“Hey, I’m doing my best,” Diesel said, “but she has issues.”
“I do not have issues,” I said. “You’re the one with the issues. You’re the one who has to save the world. Am I all that hot on saving the world? No, but I’m being a good sport about it. You could at least recognize that. You could say, Wow, Lizzy, thanks for helping me out.”
“Maybe it’s that time of the month,” Morty said.
“Hold me back,” I said to Diesel. “I’m going to kill him.”
“What else?” Diesel asked me.
“What do you mean?”
“What else is bothering you?”
“I don’t want to go up in the dome.”
“Now we’re getting somewhere,” Diesel said.
“So I don’t have to go up?”
“Yeah, you still have to go up, but you can whimper like a little girl if you want.”
I left the gallery and walked the hall that ran around the outside of the room. There were windows looking out on Boston, and between the windows were murals. Some of the murals were of farm scenes. Some were military, showing battles of the Revolution. Some were of statesmen. They all had appropriate quotes written in fancy script worked into the art. I stopped to look at a mural depicting a farm scene, and the quote took my breath away. Sometimes too hot the eye of heaven shines.
Holy cow. It was the line from Reedy’s Shakespeare anthology.
CHAPTER EIGHTEEN
I peered out the window that was next to the Shakespeare quote, and I looked down on Joy Street. Diesel walked over and stood next to me.
“Boston looks nice from up here,” he said. “This is my favorite American city.”
“I’m surprised you don’t live here. Why did you choose to live in Marblehead?”
“I had to be near you.”
It was the second time in the last two minutes I went breathless. When I get up in the morning, I try not to focus on the possibility that I’m one of two people on this earth with the ability to recognize an object that might make everyone’s life a misery. Truth is, a lot of the time when I’m tagging along with Diesel I’m feeling like Alice when she fell down the rabbit hole—that I’m in an insanely weird dream, and I’ll wake up at any moment and everything will be normal again.

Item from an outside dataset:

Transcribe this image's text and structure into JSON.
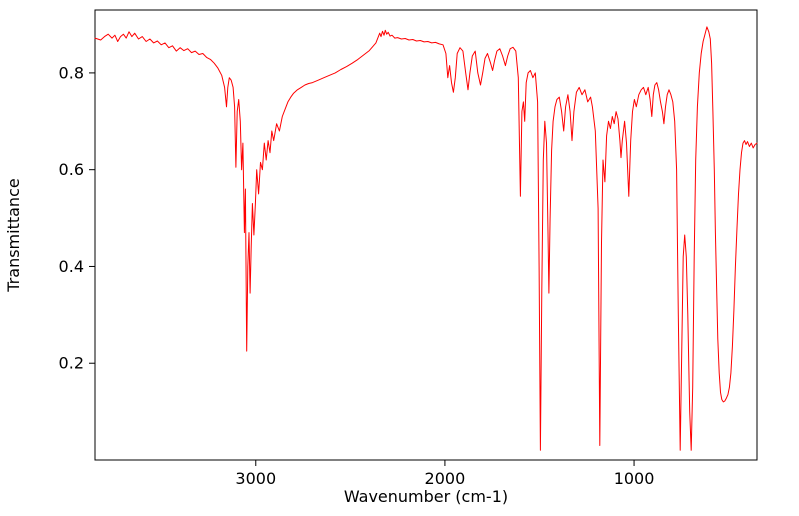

And then there are times like this, when I’m reminded that I’ve been assigned a protector, and the magnitude of my responsibility sinks in.
“I found the clue,” I said to Diesel. “It’s painted into this mural.”
He draped an arm around me and read the quote attributed to Shakespeare. “Good job. There’s a sun in it, too. The hot eye of heaven. And it’s shining down on the farmer’s fields.”
“This mural is a mosaic,” Marty said, leaning close to the mural, examining the surface. “Inside the sun is a piece of tile shaped like a key.”
Diesel took the Lovey key out of his pocket and placed it over the mosaic key. It was a perfect fit, and a number appeared in the farmhouse. The number was followed by a capital J.
“This could all be a colossal nineteenth-century joke,” I said. “An endless scavenger hunt that goes nowhere.”
I heard the elevator doors open, and a security guard walked our way.
“No one is supposed to be in this part of the building,” he said.
“Sorry,” I said. “We didn’t realize. We had a free moment and I guess we got carried away. We’ve never been in the State House before, and it’s really interesting.”
“If you come back during the week, you can take a tour,” the guard said. “I’m going to have to ask you to go back to the Great Hall now.”
“We should be getting back anyway,” I said. “Our break time is over.”
Diesel pocketed the key. We took the elevator to the second floor and went back to the reception. The guests were still seated. Chamber music could faintly be heard over the crush of conversation.
“Watch this,” Morty said. “I could do it with my eyes closed.”
A cheer went up from across the room.
“I got one!” someone yelled.
“Am I good or what?” Morty said.
We went down to the employee locker room, changed back into our own clothes, and left through a door that led to Hancock Street. We walked Hancock to Mt. Vernon, and Mt. Vernon to Joy. The house number that appeared on the mosaic was on the first block between Beacon and Mt. Vernon. We stood on the sidewalk and stared at the redbrick town house. Four floors, plus a garden level. Not in terrible condition, but not newly renovated, either.
There weren’t any lights on in the house. Either no one was home, or else someone went to bed early. It was too dark to read the bronze plaque by the door.
“It must be a historic house,” Morty said. “They always have plaques on them like that.”
Curiosity got the better of me, and I crept up the steps to the small front stoop to better see the writing on the plaque.